Ведь на протяжении столетий, со своей невыносимой для меня почтительностью ко двору кайзеров, немцы стремились писать канцелярским языком, столь же характерным и для русского двора, многое по-родственному принимающего от немецкого.
Они принимали канцелярское придворное и правительственное письмо за образец. Он постепенно стал принятым литературным стилем.
И хотя немецкое дворянство пыталось усердно подражать романским языкам — французскому, итальянскому, испанскому, не довольствуясь родным языком. Для Монтеня же и даже для Расина немецкий должен был звучать невыносимо пошло. Особенно — весьма распространенный язык прусских офицеров. Стоит кому-нибудь из них открыть рот и начинать двигаться, как он оказывается самой нахальной, и самой противной фигурой в Европе. Меня просто выворачивают и доводят до судорог их командные выкрики, которые прямо-таки оглушают ревом немецкие города, где у всех ворот занимаются строевой подготовкой: какая чванливость, какое бешеное чувство авторитета.
О, боги, слыша этот рёв начинаешь сомневаться в том, что немцы и в самом деле музыкальный народ. Несомненно, они нынче милитаризуются в звучании своего языка: по всей вероятности, выучившись говорить по-военному, они примутся наконец и писать по-военному. Может быть, и теперь уже пишут офицерским сленгом: я слишком мало читаю из того, что пишут теперь в Германии.

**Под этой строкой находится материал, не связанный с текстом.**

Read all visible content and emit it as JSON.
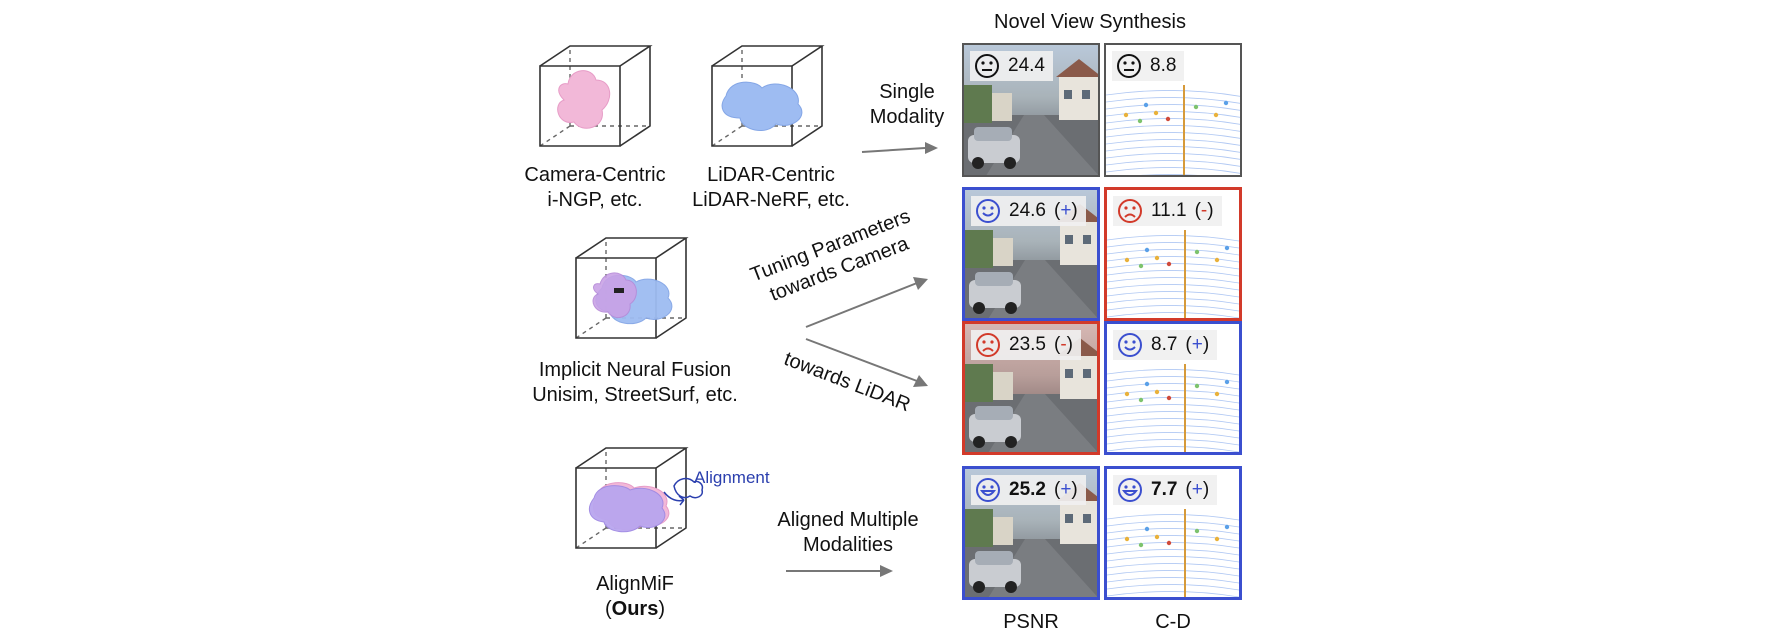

Но одно знаю я наверняка: официальные немецкие сообщения, проникающие и за границу, инспирированы не немецкой музыкой, но как раз этим новым звучанием безвкусного высокомерия. Почти в каждой речи любого немецкого сановника, когда он вещает в свой оглушительный кайзеровский рупор, слышится акцент, от которого с отвращением, вздрагивая в страхе, уклоняется ухо иностранца.
Немецкие запахи, немецкие физиономии, раздутые пивом, немецкие места — Наумбург, Пфорташуле, Лейпциг, — приносили и приносят мне только вред, вгоняют в бред, который одолевает меня на более длительные периоды.
Германская смесь сентиментальности и жестокости мне смертельно противопоказана.
Начиная эту книгу «По ту сторону добра и зла», я ощущал, как физические страдания вырываются в точные, не медицинские, а философские диагнозы.
Я знал, куда меня несет, я пытался тормозить мой неудержимый бег по ту сторону. Но, обессилев, пустил себя по воле волн. Какая уж тут воля к власти?
Открытия моего гения следовали потоком, истощая мой мозг. Я пытался устоять в этом обрушивающемся на меня неведомо откуда — то ли с неба, то ли из преисподней — потоке. Мне уже было все равно, унесет ли меня в безумие. Это было свыше моих сил. Я уже был готов, что меня поглотит бездна и занесет илом. Опять ко мне прикоснулось счастье: исчезнуть из мира и, таким образом, достичь бессмертия.
Неужели безумие можно принять за счастье?
Даже в этом я единственный и неповторимый среди мировых философов, ну, быть может, после Эмпедокла. Ища спасения в момент, когда ослепительная прямота истины пронизывала меня до костей, я в испуге приседал на корточки и уползал в тень. Я ощущал даже не полное одиночество, а абсолютную безопорность.